Na manhã seguinte, Xiao Ran foi ao salão principal saudar o pai. Como esperado, encontrou Xiao Qiu Xi com feição severa, enquanto a terceira concubina e Xiao Zhu mostravam-se satisfeitas com a situação. A quinta concubina olhava para Xiao Ran com certa preocupação.

“Pai!” Xiao Ran recebeu das mãos de uma criada uma xícara de chá e a ofereceu a Xiao Qiu Xi. Para quem observasse de fora, parecia ignorar qualquer problema, com um olhar inocente.

Xiao Qiu Xi largou a xícara na mesa com força, espalhando chá por toda parte. “Filha ingrata, que bela coisa você fez?”

Xiao Ran olhou para o pai, superando a surpresa inicial, e respondeu com serenidade: “Não sei ao que o senhor se refere. Cometi algum erro?”

Xiao Qiu Xi observou cada detalhe das reações da filha, sem deixar escapar nada. Xiao Zhu não tinha provas do que dizia, mas, como os donos das lojas vinham dando mais importância a Xiao Ran do que a ele, começara a desconfiar. No fundo, era só paranoia. Mas não queria facilitar para Xiao Ran; considerava-se um homem experiente nos negócios e decidiu testar: “Você não sabe? Não foi você quem, em meu nome, manipulou o transporte de sal e a mina de carvão, lucrando em benefício próprio? Não foi você quem me enganou para tirar vantagem? Acha que não sei?”

“Pai, sou inocente!” respondeu Xiao Ran, fingindo-se de ofendida, com lágrimas nos olhos. “Quem me acusa, não sei. Mas, pai, há provas?”

A atuação de Xiao Ran era impecável. Xiao Qiu Xi a encarou por um instante e, por fim, suspirou, ajudando-a a se levantar. “Filha, foi imprudência minha confiar nos outros. Mas, já que há suspeitas, para preservar sua reputação, fique afastada dos negócios até que tudo se esclareça. Descanse em casa.”

“Sim, deixo tudo nas mãos do senhor!” respondeu Xiao Ran, com semblante sereno.

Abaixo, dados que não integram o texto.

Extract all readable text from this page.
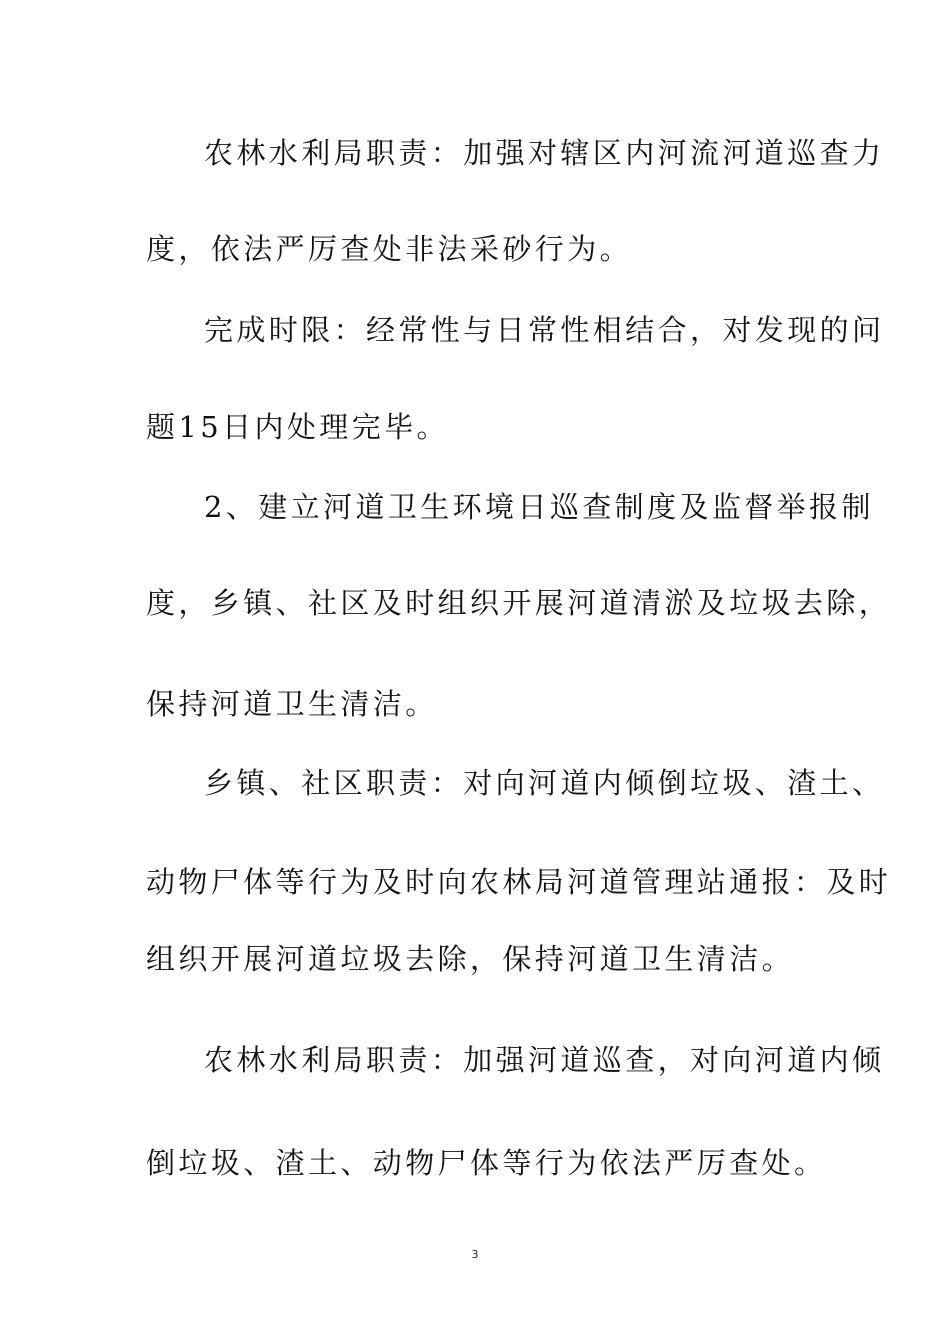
农林水利局职责：加强对辖区内河流河道巡查力
度，依法严厉查处非法采砂行为。
完成时限：经常性与日常性相结合，对发现的问
题15日内处理完毕。
2、建立河道卫生环境日巡查制度及监督举报制
度，乡镇、社区及时组织开展河道清淤及垃圾去除，
保持河道卫生清洁。
乡镇、社区职责：对向河道内倾倒垃圾、渣土、
动物尸体等行为及时向农林局河道管理站通报：及时
组织开展河道垃圾去除，保持河道卫生清洁。
农林水利局职责：加强河道巡查，对向河道内倾
倒垃圾、渣土、动物尸体等行为依法严厉查处。
3
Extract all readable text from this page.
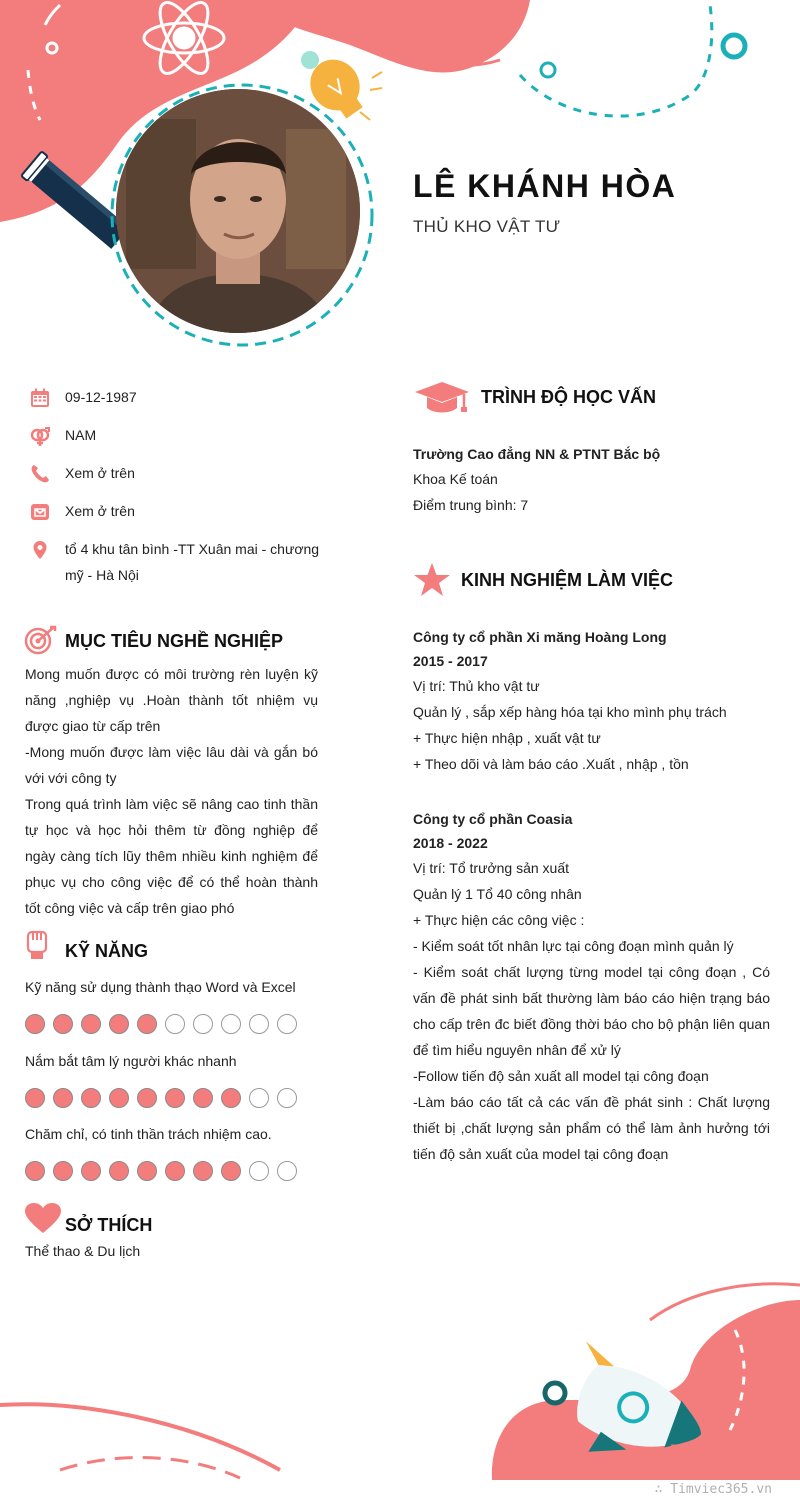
LÊ KHÁNH HÒA
THỦ KHO VẬT TƯ
09-12-1987
NAM
Xem ở trên
Xem ở trên
tổ 4 khu tân bình -TT Xuân mai - chương mỹ - Hà Nội
MỤC TIÊU NGHỀ NGHIỆP
Mong muốn được có môi trường rèn luyện kỹ năng ,nghiệp vụ .Hoàn thành tốt nhiệm vụ được giao từ cấp trên
-Mong muốn được làm việc lâu dài và gắn bó với với công ty
Trong quá trình làm việc sẽ nâng cao tinh thần tự học và học hỏi thêm từ đồng nghiệp để ngày càng tích lũy thêm nhiều kinh nghiệm để phục vụ cho công việc để có thể hoàn thành tốt công việc và cấp trên giao phó
KỸ NĂNG
Kỹ năng sử dụng thành thạo Word và Excel
Nắm bắt tâm lý người khác nhanh
Chăm chỉ, có tinh thần trách nhiệm cao.
SỞ THÍCH
Thể thao & Du lịch
TRÌNH ĐỘ HỌC VẤN
Trường Cao đẳng NN & PTNT Bắc bộ
Khoa Kế toán
Điểm trung bình: 7
KINH NGHIỆM LÀM VIỆC
Công ty cổ phần Xi măng Hoàng Long
2015 - 2017
Vị trí: Thủ kho vật tư
Quản lý , sắp xếp hàng hóa tại kho mình phụ trách
+ Thực hiện nhập , xuất vật tư
+ Theo dõi và làm báo cáo .Xuất , nhập , tồn
Công ty cổ phần Coasia
2018 - 2022
Vị trí: Tổ trưởng sản xuất
Quản lý 1 Tổ 40 công nhân
+ Thực hiện các công việc :
- Kiểm soát tốt nhân lực tại công đoạn mình quản lý
- Kiểm soát chất lượng từng model tại công đoạn , Có vấn đề phát sinh bất thường làm báo cáo hiện trạng báo cho cấp trên đc biết đồng thời báo cho bộ phận liên quan để tìm hiểu nguyên nhân để xử lý
-Follow tiến độ sản xuất all model tại công đoạn
-Làm báo cáo tất cả các vấn đề phát sinh : Chất lượng thiết bị ,chất lượng sản phẩm có thể làm ảnh hưởng tới tiến độ sản xuất của model tại công đoạn
∴ Timviec365.vn
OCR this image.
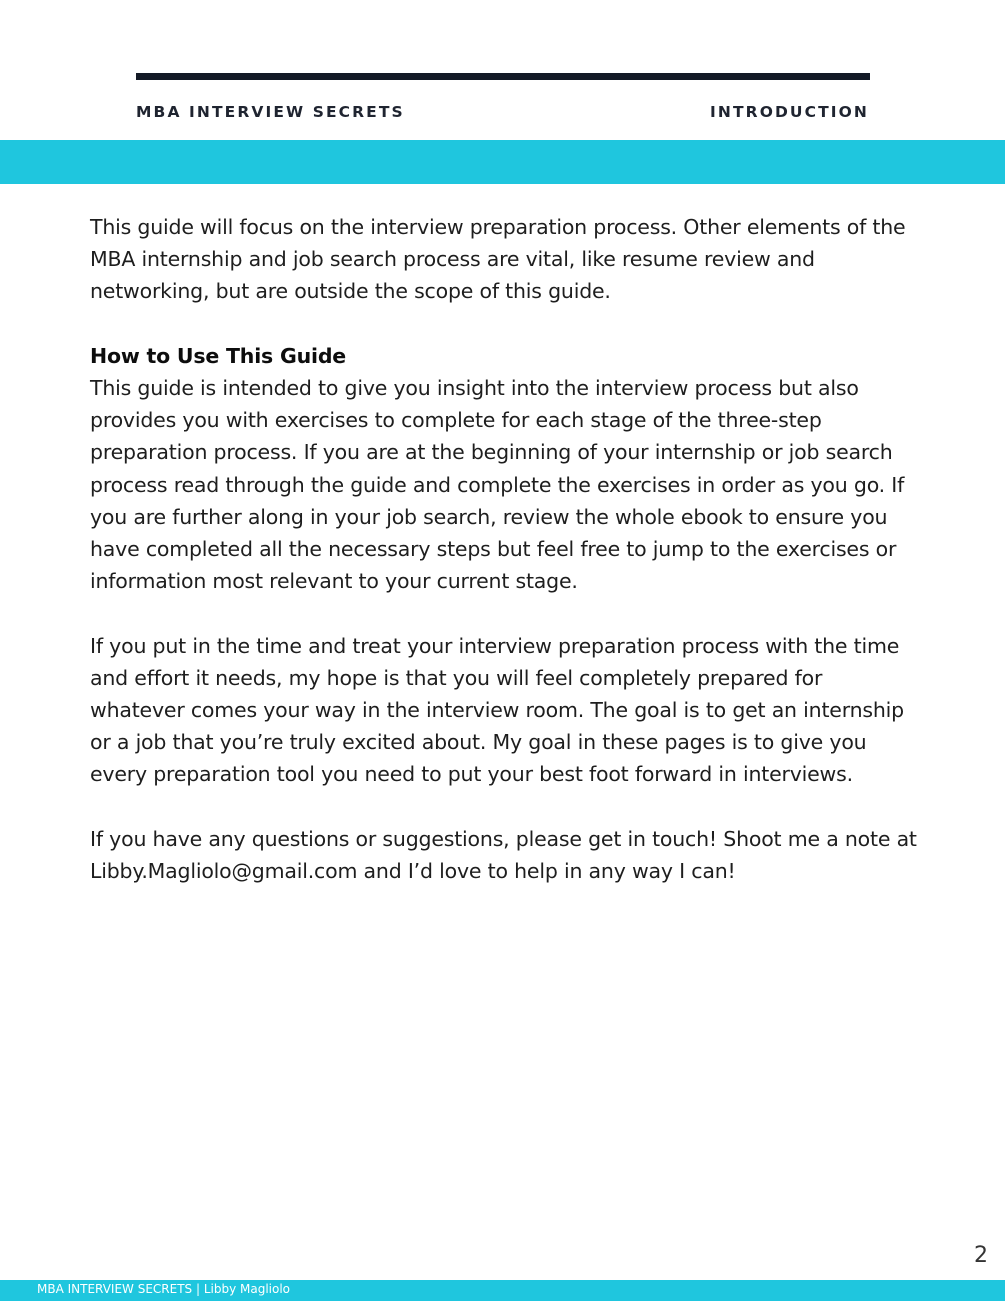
MBA INTERVIEW SECRETS	INTRODUCTION

This guide will focus on the interview preparation process. Other elements of the MBA internship and job search process are vital, like resume review and networking, but are outside the scope of this guide.

How to Use This Guide

This guide is intended to give you insight into the interview process but also provides you with exercises to complete for each stage of the three-step preparation process. If you are at the beginning of your internship or job search process read through the guide and complete the exercises in order as you go. If you are further along in your job search, review the whole ebook to ensure you have completed all the necessary steps but feel free to jump to the exercises or information most relevant to your current stage.

If you put in the time and treat your interview preparation process with the time and effort it needs, my hope is that you will feel completely prepared for whatever comes your way in the interview room. The goal is to get an internship or a job that you’re truly excited about. My goal in these pages is to give you every preparation tool you need to put your best foot forward in interviews.

If you have any questions or suggestions, please get in touch! Shoot me a note at Libby.Magliolo@gmail.com and I’d love to help in any way I can!

2
MBA INTERVIEW SECRETS | Libby Magliolo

Pelo canto do olho, viu a terceira concubina bater o pé, descontente com a decisão. Xiao Zhu, por sua vez, sorria e consolava a concubina, lançando a Xiao Ran um olhar isento de ódio. Disputar com pessoas inteligentes era realmente menos trabalhoso! O objetivo de Xiao Zhu era apenas impedi-la de sair, e já havia previsto a reação de Xiao Qiu Xi. No fim, tudo não passava de uma pequena manobra.

Xiao Ran sorriu friamente por dentro. Parecia que havia acertado quanto aos objetivos de Xiao Zhu: tudo por causa de Pei Ruiyi! Por amor, era capaz de sacrificar até os próprios parentes, ferindo o próprio pai. Xiao Ran realmente queria saber do que era feito o coração de Xiao Zhu.